Journal ID (nlm-ta): Innovative Publication

Journal ID (publisher-id): Innovative Publication

Journal ID (journal_submission_guidelines): https://www.innovativepublication.com/journal/PJMS

Title: Panacea Journal of Medical Sciences

ISSN: 2348-7682

Article Information

Date received: 7 April 2024

Date accepted: 20 May 2024

Publication date: 21 December 2024

Volume: 14

Issue: 3

Page: 654

DOI: 10.18231/j.pjms.2024.116

Antenatal screening for β thalassemia with mutation analysis in a tertiary care centre of Eastern India

[https://orcid.org/0000-0002-7374-3732] Pratyush Datta[1]

Designation:

Senior Resident

[https://orcid.org/0000-0003-0034-2679] Bijita Dutta[2]
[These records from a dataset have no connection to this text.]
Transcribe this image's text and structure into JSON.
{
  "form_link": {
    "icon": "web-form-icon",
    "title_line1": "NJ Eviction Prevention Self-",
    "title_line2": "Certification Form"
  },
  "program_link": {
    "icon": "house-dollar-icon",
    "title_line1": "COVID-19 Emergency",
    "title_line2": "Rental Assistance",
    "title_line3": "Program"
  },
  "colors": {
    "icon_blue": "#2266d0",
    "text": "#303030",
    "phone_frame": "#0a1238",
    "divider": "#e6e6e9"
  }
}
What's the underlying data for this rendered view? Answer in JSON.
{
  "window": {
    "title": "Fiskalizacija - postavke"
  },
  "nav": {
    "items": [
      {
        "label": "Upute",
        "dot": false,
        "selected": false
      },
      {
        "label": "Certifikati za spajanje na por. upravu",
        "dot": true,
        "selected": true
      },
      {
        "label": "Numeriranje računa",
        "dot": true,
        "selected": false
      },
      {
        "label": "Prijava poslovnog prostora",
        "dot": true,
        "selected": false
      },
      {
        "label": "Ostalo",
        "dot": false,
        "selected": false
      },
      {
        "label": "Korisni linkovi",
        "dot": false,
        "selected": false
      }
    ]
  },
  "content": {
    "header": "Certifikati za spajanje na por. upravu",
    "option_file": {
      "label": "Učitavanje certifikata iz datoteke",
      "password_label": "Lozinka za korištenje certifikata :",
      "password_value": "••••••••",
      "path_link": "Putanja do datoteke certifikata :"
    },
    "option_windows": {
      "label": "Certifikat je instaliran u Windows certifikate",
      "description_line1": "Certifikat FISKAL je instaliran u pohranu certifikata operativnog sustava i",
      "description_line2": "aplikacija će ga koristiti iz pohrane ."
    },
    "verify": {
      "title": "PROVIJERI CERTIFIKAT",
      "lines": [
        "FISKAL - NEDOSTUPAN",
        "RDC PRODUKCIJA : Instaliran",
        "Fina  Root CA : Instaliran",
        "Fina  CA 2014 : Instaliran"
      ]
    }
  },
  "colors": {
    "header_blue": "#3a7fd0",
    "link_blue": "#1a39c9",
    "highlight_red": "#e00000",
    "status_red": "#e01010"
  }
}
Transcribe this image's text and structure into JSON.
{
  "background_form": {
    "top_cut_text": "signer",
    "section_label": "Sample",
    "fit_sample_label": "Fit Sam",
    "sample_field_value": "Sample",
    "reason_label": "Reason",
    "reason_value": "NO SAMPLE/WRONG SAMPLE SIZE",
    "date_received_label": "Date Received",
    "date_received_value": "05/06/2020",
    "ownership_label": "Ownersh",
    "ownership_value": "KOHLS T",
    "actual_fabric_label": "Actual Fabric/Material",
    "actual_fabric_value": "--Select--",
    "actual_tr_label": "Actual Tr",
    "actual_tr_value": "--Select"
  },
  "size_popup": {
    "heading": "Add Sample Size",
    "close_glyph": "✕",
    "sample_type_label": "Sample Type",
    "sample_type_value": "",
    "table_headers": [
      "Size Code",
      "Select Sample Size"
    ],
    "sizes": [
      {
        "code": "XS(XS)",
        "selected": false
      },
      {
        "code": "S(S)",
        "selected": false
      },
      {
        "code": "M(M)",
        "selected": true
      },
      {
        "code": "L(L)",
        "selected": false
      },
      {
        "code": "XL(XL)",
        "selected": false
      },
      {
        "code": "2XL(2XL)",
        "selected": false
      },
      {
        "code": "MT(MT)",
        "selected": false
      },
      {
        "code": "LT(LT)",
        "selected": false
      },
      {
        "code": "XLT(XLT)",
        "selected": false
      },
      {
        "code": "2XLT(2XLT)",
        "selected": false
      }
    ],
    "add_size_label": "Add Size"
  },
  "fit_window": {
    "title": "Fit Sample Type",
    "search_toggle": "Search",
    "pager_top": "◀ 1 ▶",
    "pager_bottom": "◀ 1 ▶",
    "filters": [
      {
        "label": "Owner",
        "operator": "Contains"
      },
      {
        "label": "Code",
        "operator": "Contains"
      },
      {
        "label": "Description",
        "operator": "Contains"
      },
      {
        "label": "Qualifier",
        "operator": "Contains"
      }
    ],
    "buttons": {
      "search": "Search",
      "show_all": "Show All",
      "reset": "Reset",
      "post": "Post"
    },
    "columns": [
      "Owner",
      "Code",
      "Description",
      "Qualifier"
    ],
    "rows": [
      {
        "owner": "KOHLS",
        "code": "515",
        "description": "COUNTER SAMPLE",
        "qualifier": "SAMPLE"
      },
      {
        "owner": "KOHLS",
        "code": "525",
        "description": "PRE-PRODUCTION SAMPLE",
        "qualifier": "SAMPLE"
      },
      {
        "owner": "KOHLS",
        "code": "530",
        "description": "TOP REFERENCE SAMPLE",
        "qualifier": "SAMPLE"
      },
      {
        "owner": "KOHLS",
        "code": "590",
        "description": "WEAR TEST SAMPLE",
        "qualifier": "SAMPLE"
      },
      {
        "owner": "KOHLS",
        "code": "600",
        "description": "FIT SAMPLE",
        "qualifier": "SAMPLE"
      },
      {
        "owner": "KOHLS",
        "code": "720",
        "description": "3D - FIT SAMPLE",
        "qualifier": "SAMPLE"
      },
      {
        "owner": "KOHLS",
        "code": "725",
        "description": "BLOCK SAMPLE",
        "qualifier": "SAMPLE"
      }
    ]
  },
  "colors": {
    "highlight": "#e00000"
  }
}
Email: bijitadutta123@gmail.com

Designation:

Assistant Professor

[] Md Abdullah[1]

Designation:

Post Graduate Trainee

[https://orcid.org/0000-0002-1127-6024] Jayati Chakraborty[1]

Designation:

Professor

Dept. of Pathology, ESIPGIMSR Maniktala, Kolkata, West Bengal India

Dept. of Pathology, ESIPGIMSR, ESIC Medical College and Hospital Joka, Kolkata, West Bengal India

Abstract

Introduction: β-thalassemia poses a major public health problem in India. Reverse hybridization StripAssay® method is reported to be rapid, simple, reproducible and less expensive.
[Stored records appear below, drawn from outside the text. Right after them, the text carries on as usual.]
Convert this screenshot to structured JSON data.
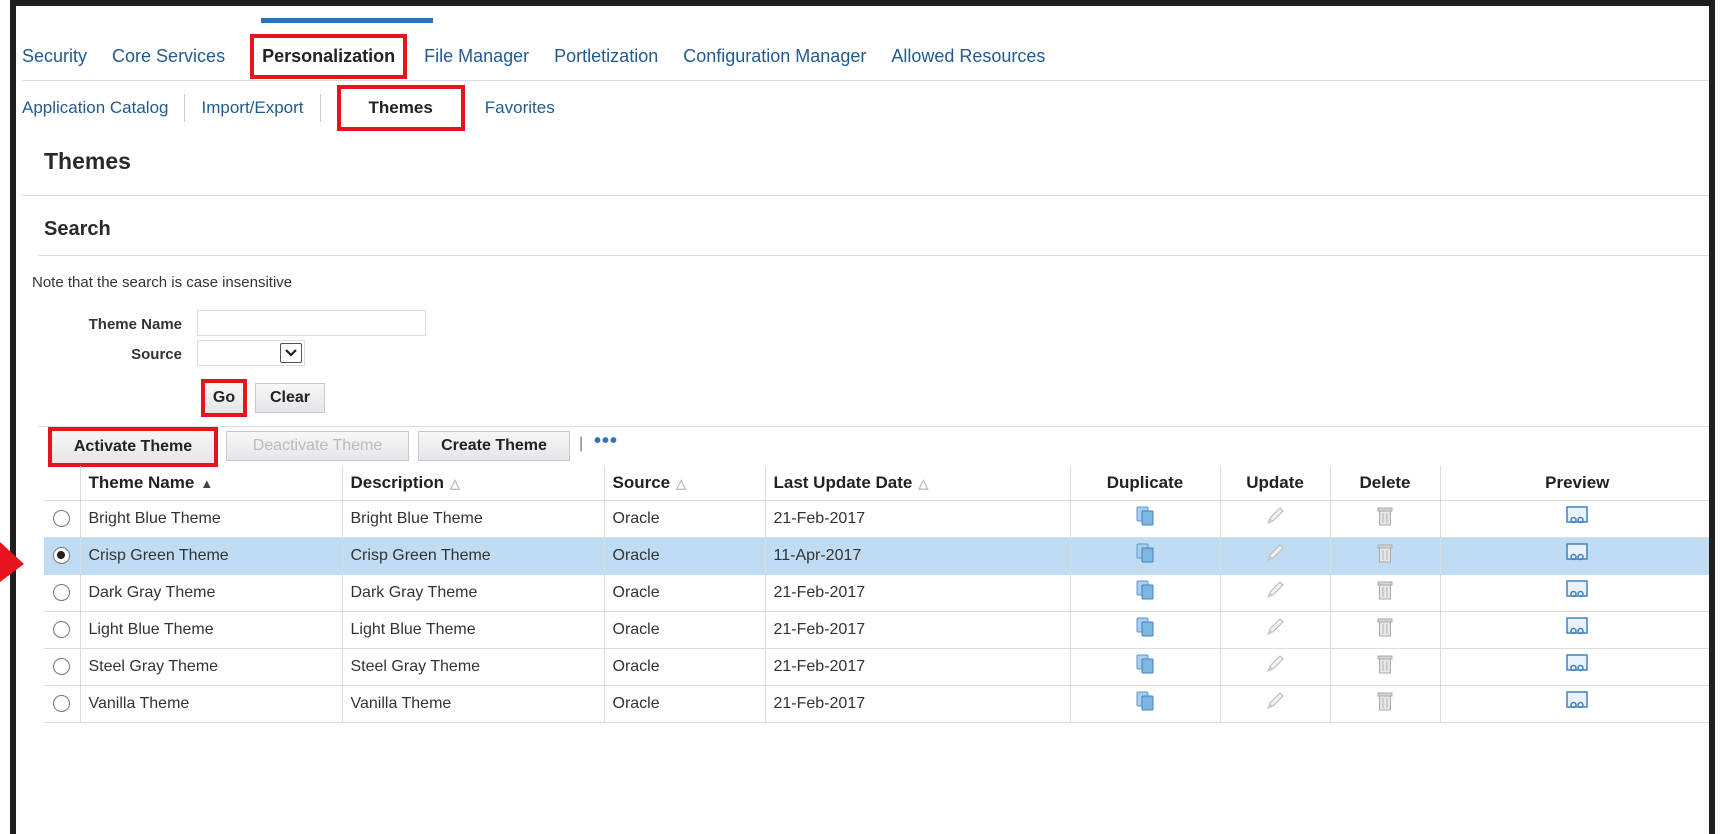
{
  "tabs_primary": [
    {
      "label": "Security",
      "active": false
    },
    {
      "label": "Core Services",
      "active": false
    },
    {
      "label": "Personalization",
      "active": true
    },
    {
      "label": "File Manager",
      "active": false
    },
    {
      "label": "Portletization",
      "active": false
    },
    {
      "label": "Configuration Manager",
      "active": false
    },
    {
      "label": "Allowed Resources",
      "active": false
    }
  ],
  "tabs_secondary": [
    {
      "label": "Application Catalog",
      "active": false
    },
    {
      "label": "Import/Export",
      "active": false
    },
    {
      "label": "Themes",
      "active": true
    },
    {
      "label": "Favorites",
      "active": false
    }
  ],
  "page_title": "Themes",
  "search": {
    "heading": "Search",
    "note": "Note that the search is case insensitive",
    "theme_name_label": "Theme Name",
    "theme_name_value": "",
    "source_label": "Source",
    "source_value": "",
    "go_label": "Go",
    "clear_label": "Clear"
  },
  "actions": {
    "activate": "Activate Theme",
    "deactivate": "Deactivate Theme",
    "create": "Create Theme",
    "pipe": "|",
    "more": "•••"
  },
  "table": {
    "headers": {
      "theme_name": "Theme Name",
      "description": "Description",
      "source": "Source",
      "last_update": "Last Update Date",
      "duplicate": "Duplicate",
      "update": "Update",
      "delete": "Delete",
      "preview": "Preview"
    },
    "sort_icons": {
      "sorted": "▲",
      "unsorted": "△"
    },
    "rows": [
      {
        "name": "Bright Blue Theme",
        "description": "Bright Blue Theme",
        "source": "Oracle",
        "date": "21-Feb-2017",
        "selected": false
      },
      {
        "name": "Crisp Green Theme",
        "description": "Crisp Green Theme",
        "source": "Oracle",
        "date": "11-Apr-2017",
        "selected": true
      },
      {
        "name": "Dark Gray Theme",
        "description": "Dark Gray Theme",
        "source": "Oracle",
        "date": "21-Feb-2017",
        "selected": false
      },
      {
        "name": "Light Blue Theme",
        "description": "Light Blue Theme",
        "source": "Oracle",
        "date": "21-Feb-2017",
        "selected": false
      },
      {
        "name": "Steel Gray Theme",
        "description": "Steel Gray Theme",
        "source": "Oracle",
        "date": "21-Feb-2017",
        "selected": false
      },
      {
        "name": "Vanilla Theme",
        "description": "Vanilla Theme",
        "source": "Oracle",
        "date": "21-Feb-2017",
        "selected": false
      }
    ]
  },
  "colors": {
    "highlight_red": "#e5141f",
    "link_blue": "#235a8f",
    "selected_row": "#bfdcf3",
    "active_tab_bar": "#2f73b3"
  },
  "icons": {
    "duplicate": "duplicate-icon",
    "update": "pencil-icon",
    "delete": "trash-icon",
    "preview": "preview-glasses-icon"
  }
}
Aim: The aim of the study was to detect occurrence of β-thalassemia carriers among the ante-natal mothers by Hb HPLC followed by detection of β-thalassemia mutations in antenatal mothers with β-thalassemia carrier state as well as borderline HbA2 value. The second step of this study was detection of β- thalassemia mutations in husbands of antenatal mothers who are β-thalassemia carriers as detected by Hb HPLC.

Materials and Methods: Total 734 antenatal mothers were recruited in the study after obtaining informed consent. All were screened by Hb HPLC and mutation analysis done as per study protocol by reverse hybridization StripAssay®.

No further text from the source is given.